Call of the Vigilant
Basilisk
A basilisk looks like a cross between a garden snake and a four-foot-long lizard. These creatures are usually colored in gray or brown tones, with no distinguishing features save for gray, rooster-like combs atop their heads and beady eyes. The eyes glow with a fierce white light, visible only at night, and which inflicts terrible damage to any living being in its path. During the day, sunlight obscures the basilisk’s eyelight. The basilisk hunts by night, crawling out of its cave at twilight. At this time, they are most dangerous, driven to hunt by ravenous hunger. Unlike most creatures, basilisks sleep with their eyes open, lighting up their small caves as if with a hundred candles.

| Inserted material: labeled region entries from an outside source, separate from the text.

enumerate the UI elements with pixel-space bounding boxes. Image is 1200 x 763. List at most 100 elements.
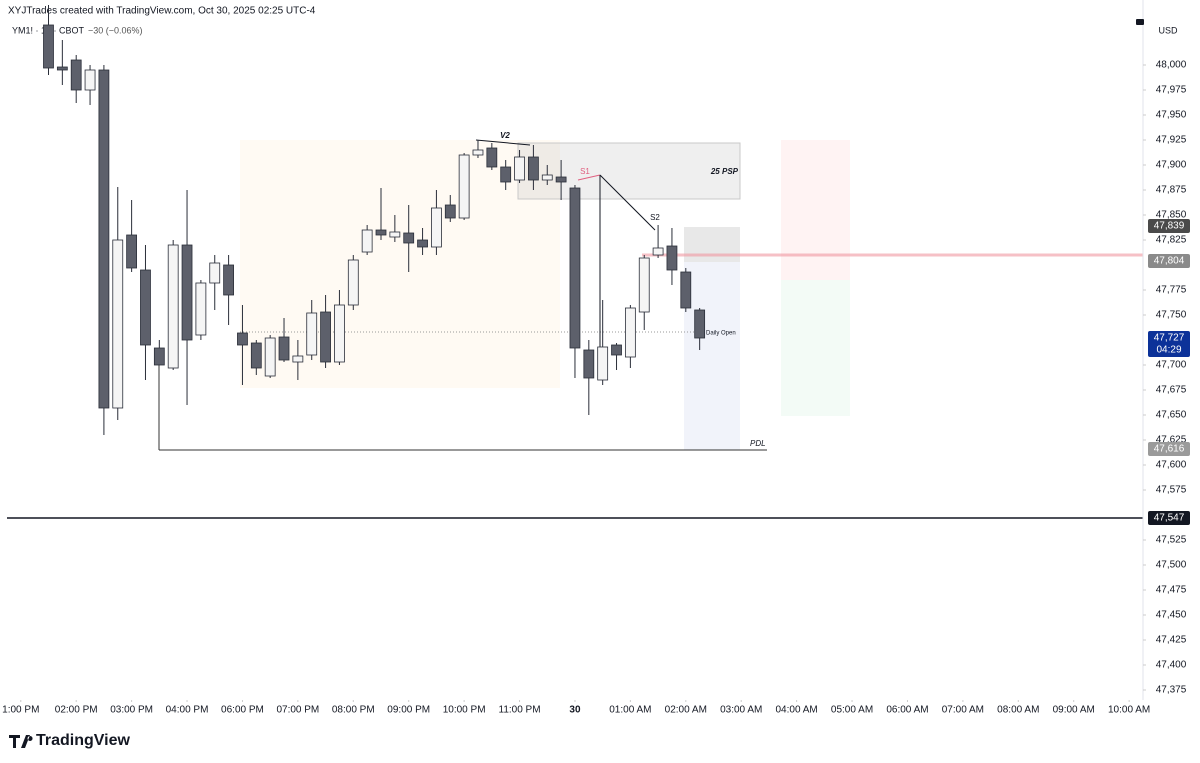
x-tick-label: 08:00 AM (997, 705, 1039, 716)
stop-zone (684, 227, 740, 262)
x-tick-label: 1:00 PM (2, 705, 39, 716)
x-tick-label: 10:00 AM (1108, 705, 1150, 716)
candle-body (514, 156, 525, 181)
price-tag-label: 47,804 (1154, 256, 1185, 267)
annotation: V2 (500, 131, 510, 140)
y-tick-label: 48,000 (1156, 60, 1187, 71)
y-tick-label: 47,975 (1156, 85, 1187, 96)
y-tick-label: 47,425 (1156, 635, 1187, 646)
x-tick-label: 06:00 PM (221, 705, 264, 716)
y-tick-label: 47,375 (1156, 685, 1187, 696)
candle-body (694, 309, 706, 339)
y-tick-label: 47,750 (1156, 310, 1187, 321)
candle-body (195, 282, 207, 336)
currency: USD (1158, 25, 1178, 35)
candle-body (389, 231, 401, 238)
annotation: PDL (750, 439, 766, 448)
price-tag (1148, 219, 1190, 233)
candle-body (583, 349, 595, 379)
candle-body (334, 304, 345, 363)
x-tick-label: 09:00 PM (387, 705, 430, 716)
brand: TradingView (36, 732, 131, 749)
candle-body (209, 262, 221, 284)
y-tick-label: 47,950 (1156, 110, 1187, 121)
candle-body (223, 264, 234, 296)
y-tick-label: 47,875 (1156, 185, 1187, 196)
y-tick-label: 47,650 (1156, 410, 1187, 421)
x-tick-label: 30 (569, 705, 581, 716)
annotation: 25 PSP (710, 167, 739, 176)
y-tick-label: 47,500 (1156, 560, 1187, 571)
x-tick-label: 07:00 AM (942, 705, 984, 716)
candle-body (264, 337, 276, 377)
candle-body (126, 234, 138, 269)
y-tick-label: 47,675 (1156, 385, 1187, 396)
y-tick-label: 47,600 (1156, 460, 1187, 471)
y-tick-label: 47,900 (1156, 160, 1187, 171)
x-tick-label: 04:00 PM (166, 705, 209, 716)
x-tick-label: 07:00 PM (276, 705, 319, 716)
candle-body (611, 344, 622, 356)
countdown: 04:29 (1156, 345, 1181, 356)
x-tick-label: 06:00 AM (886, 705, 928, 716)
x-tick-label: 11:00 PM (499, 705, 541, 716)
candle-body (541, 174, 553, 181)
candle-body (555, 176, 567, 183)
candle-body (250, 342, 262, 369)
candle-body (181, 244, 193, 341)
x-tick-label: 05:00 AM (831, 705, 873, 716)
candle-body (638, 257, 650, 313)
credit: XYJTrades created with TradingView.com, … (8, 6, 316, 17)
candle-body (597, 346, 609, 381)
target-zone (684, 262, 740, 450)
x-tick-label: 10:00 PM (443, 705, 486, 716)
y-tick-label: 47,850 (1156, 210, 1187, 221)
candle-body (237, 332, 248, 346)
y-tick-label: 47,525 (1156, 535, 1187, 546)
price-tag (1148, 331, 1190, 357)
y-tick-label: 47,925 (1156, 135, 1187, 146)
price-tag-label: 47,727 (1154, 333, 1185, 344)
x-tick-label: 04:00 AM (776, 705, 818, 716)
x-tick-label: 03:00 PM (110, 705, 153, 716)
price-tag (1148, 511, 1190, 525)
x-tick-label: 03:00 AM (720, 705, 762, 716)
y-tick-label: 47,700 (1156, 360, 1187, 371)
candle-body (500, 166, 512, 183)
candle-body (403, 232, 415, 244)
price-tag-label: 47,839 (1154, 221, 1185, 232)
candle-body (98, 69, 110, 409)
candle-body (569, 187, 581, 349)
annotation: S1 (580, 167, 590, 176)
candle-body (347, 259, 359, 306)
y-tick-label: 47,775 (1156, 285, 1187, 296)
x-tick-label: 02:00 PM (55, 705, 98, 716)
candle-body (140, 269, 151, 346)
price-tag-label: 47,616 (1154, 444, 1185, 455)
candle-body (472, 149, 484, 156)
y-tick-label: 47,825 (1156, 235, 1187, 246)
candle-body (417, 239, 428, 248)
price-tag-label: 47,547 (1154, 513, 1185, 524)
y-tick-label: 47,400 (1156, 660, 1187, 671)
y-tick-label: 47,450 (1156, 610, 1187, 621)
candle-body (458, 154, 470, 219)
y-tick-label: 47,475 (1156, 585, 1187, 596)
x-tick-label: 09:00 AM (1053, 705, 1095, 716)
candle-body (361, 229, 373, 253)
smt-line (577, 174, 601, 181)
price-tag (1148, 442, 1190, 456)
candle-body (528, 156, 539, 181)
x-tick-label: 02:00 AM (665, 705, 707, 716)
candle-body (292, 355, 304, 363)
candle-body (167, 244, 179, 369)
candle-body (680, 271, 692, 309)
candle-body (431, 207, 442, 248)
candle-body (486, 147, 498, 168)
annotation: Daily Open (706, 331, 736, 337)
logo-mark (9, 735, 33, 748)
icon[interactable] (1136, 19, 1144, 25)
annotation: S2 (650, 213, 660, 222)
y-tick-label: 47,625 (1156, 435, 1187, 446)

For many centuries, magicians and scholars puzzled over how basilisks reproduce. A creature that kills anything it looks at can hardly be expected to mate in any normal way and would most likely kill any baby basilisks it managed to spawn. The answer to this puzzle is that the basilisk does not mate, but splits. Every so often in a basilisk’s life, its tail begins to grow thicker and takes on the appearance of a second head. After several weeks, both heads look exactly the same, and the creature splits in half. The two halves begin to grow new tails, and within days there are two basilisks instead of one.
Some scholars claim the basilisk resembles the cockatrice— others believe basilisks and dragons are related. Legends abound of foolish magicians who tried to harness the basilisk’s magic for their own ends, and died from their efforts.